Al cabo de quince minutos estaba mirando otra vez las fotos del dormitorio de Rebecca Verloren cuando oyó que la puerta de un coche se cerraba delante de su casa. Con curiosidad por saber quién aparcaría tan temprano se levantó y se acercó a la puerta. A traves de la mirilla vio a un hombre solo que se aproximaba. Era difícil verlo con claridad a través de la lente convexa de la mirilla. Bosch abrió la puerta de todos modos antes de que el hombre tuviera la oportunidad de llamar.

Al hombre no le sorprendió que su aproximación hubiera sido vista. Bosch podía asegurar por su actitud que era poli.

– ¿McClellan?

Éste asintió.

– Teniente McClellan. Y supongo que usted es el detective Bosch.

– Podría haber llamado.

Bosch retrocedió para dejarle pasar. Ninguno de los dos hombres tendió la mano. Bosch pensó que era típico de Irving emviar al hombre a la casa. Se trataba de un procedimiento estándar en la estrategia intidatoria del «sé dónde vives».

– Pensé que sería mejor que habláramos cara a cara -dijo McClellan.

– ¿Pensó? ¿O lo pensó el jefe Irving?

McClellan era un hombre alto, con cabello rubio casi transparente y mejillas rubicundas. A Bosch se le ocurrió que podría describirse como bien alimentado. Sus mejillas se tornaron de un tono más oscuro ante la pregunta de Bosch.

– Mire, he venido a cooperar con usted, detective.

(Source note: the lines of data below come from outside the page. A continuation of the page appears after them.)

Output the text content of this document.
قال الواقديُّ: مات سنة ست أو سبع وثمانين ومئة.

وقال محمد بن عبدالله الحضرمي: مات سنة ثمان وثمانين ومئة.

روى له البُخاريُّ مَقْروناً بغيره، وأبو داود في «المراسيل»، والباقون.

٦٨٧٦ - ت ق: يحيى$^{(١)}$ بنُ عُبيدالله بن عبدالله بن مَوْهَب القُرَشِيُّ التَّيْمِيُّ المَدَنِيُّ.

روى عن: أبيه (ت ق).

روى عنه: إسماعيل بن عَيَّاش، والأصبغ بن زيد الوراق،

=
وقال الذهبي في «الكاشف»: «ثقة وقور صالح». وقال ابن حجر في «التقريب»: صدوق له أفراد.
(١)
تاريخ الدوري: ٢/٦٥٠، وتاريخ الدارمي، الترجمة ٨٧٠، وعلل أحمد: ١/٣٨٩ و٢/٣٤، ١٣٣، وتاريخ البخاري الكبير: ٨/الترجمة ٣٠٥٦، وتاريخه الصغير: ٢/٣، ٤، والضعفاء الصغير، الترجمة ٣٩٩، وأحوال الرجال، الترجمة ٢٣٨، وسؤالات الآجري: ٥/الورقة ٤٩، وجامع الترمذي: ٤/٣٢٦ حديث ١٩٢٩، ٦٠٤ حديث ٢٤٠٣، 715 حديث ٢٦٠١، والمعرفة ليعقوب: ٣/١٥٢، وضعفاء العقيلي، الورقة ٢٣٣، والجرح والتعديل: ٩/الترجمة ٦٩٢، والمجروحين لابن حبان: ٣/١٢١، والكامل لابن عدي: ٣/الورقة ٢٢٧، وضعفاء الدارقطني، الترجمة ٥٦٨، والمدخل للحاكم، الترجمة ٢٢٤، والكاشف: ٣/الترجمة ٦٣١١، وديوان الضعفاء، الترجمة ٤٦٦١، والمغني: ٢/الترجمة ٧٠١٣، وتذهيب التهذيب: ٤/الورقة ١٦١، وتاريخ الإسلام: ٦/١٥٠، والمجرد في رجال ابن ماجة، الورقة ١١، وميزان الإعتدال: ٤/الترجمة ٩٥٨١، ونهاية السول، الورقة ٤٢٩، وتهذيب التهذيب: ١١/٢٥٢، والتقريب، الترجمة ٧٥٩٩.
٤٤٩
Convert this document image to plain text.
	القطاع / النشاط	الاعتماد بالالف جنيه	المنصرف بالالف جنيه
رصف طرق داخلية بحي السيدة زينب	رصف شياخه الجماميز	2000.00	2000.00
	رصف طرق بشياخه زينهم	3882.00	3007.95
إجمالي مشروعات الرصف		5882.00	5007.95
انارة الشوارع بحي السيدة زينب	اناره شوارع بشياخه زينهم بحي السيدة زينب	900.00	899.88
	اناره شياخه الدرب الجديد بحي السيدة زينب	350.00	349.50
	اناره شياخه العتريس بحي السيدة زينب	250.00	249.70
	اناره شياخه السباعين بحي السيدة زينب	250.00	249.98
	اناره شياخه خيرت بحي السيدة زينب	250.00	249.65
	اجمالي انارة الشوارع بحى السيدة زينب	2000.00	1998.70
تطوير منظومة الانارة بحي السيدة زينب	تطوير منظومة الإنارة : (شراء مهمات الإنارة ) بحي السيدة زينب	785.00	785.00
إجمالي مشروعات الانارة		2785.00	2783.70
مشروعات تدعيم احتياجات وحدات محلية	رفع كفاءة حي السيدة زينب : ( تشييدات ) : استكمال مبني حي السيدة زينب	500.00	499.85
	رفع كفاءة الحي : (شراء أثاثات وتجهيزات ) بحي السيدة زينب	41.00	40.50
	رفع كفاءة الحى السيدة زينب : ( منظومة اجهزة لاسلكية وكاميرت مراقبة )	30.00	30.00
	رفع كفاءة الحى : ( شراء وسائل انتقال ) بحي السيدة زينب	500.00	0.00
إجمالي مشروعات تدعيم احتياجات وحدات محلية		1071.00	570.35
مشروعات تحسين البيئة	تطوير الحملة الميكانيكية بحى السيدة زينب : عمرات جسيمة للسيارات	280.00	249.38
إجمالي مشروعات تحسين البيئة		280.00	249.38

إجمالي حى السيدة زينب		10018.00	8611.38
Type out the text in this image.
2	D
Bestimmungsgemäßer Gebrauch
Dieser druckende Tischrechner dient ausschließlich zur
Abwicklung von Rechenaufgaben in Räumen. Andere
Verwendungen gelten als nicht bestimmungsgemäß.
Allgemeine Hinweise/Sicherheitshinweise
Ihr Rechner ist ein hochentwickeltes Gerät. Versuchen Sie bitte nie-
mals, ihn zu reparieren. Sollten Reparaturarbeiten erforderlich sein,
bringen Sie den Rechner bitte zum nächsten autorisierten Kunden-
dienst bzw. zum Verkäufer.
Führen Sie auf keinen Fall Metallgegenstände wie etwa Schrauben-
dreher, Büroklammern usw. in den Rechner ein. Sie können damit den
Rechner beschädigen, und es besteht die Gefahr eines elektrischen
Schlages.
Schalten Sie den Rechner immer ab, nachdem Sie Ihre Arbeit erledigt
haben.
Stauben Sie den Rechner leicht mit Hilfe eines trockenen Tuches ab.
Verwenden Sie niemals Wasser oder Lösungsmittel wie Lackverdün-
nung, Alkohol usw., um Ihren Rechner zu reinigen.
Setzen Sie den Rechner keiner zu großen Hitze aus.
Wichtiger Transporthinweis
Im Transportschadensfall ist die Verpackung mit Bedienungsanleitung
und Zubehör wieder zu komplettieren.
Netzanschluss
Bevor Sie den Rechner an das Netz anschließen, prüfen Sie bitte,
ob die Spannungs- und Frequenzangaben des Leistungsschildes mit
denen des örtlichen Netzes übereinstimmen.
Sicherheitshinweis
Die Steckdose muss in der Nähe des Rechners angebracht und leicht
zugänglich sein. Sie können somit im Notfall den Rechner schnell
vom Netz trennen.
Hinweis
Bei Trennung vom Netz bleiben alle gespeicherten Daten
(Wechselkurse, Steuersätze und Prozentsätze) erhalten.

– Bien. ¿Puedo ofrecerle algo? Tengo agua.

– Agua estará bien.

– Siéntese.

Bosch fue a la cocina, sacó del armario el vaso más sucio de polvo y lo llenó de agua del grifo. Apagó el interruptor de la cafetera. No iba a dejar que McClellan se sintiera a gusto.

Cuando volvió a la sala de estar, McClellan estaba contemplando el paisaje a través de las puertas correderas de la terraza. El aire era claro en el paso de Sepúlveda. Pero todavía era temprano.

– Bonita vista -dijo McClellan.

– Lo sé. No veo que lleve ninguna carpeta en la mano, teniente. Espero que no sea una visita de cortesía como las que le hizo a Robert Verloren hace diecisiete años.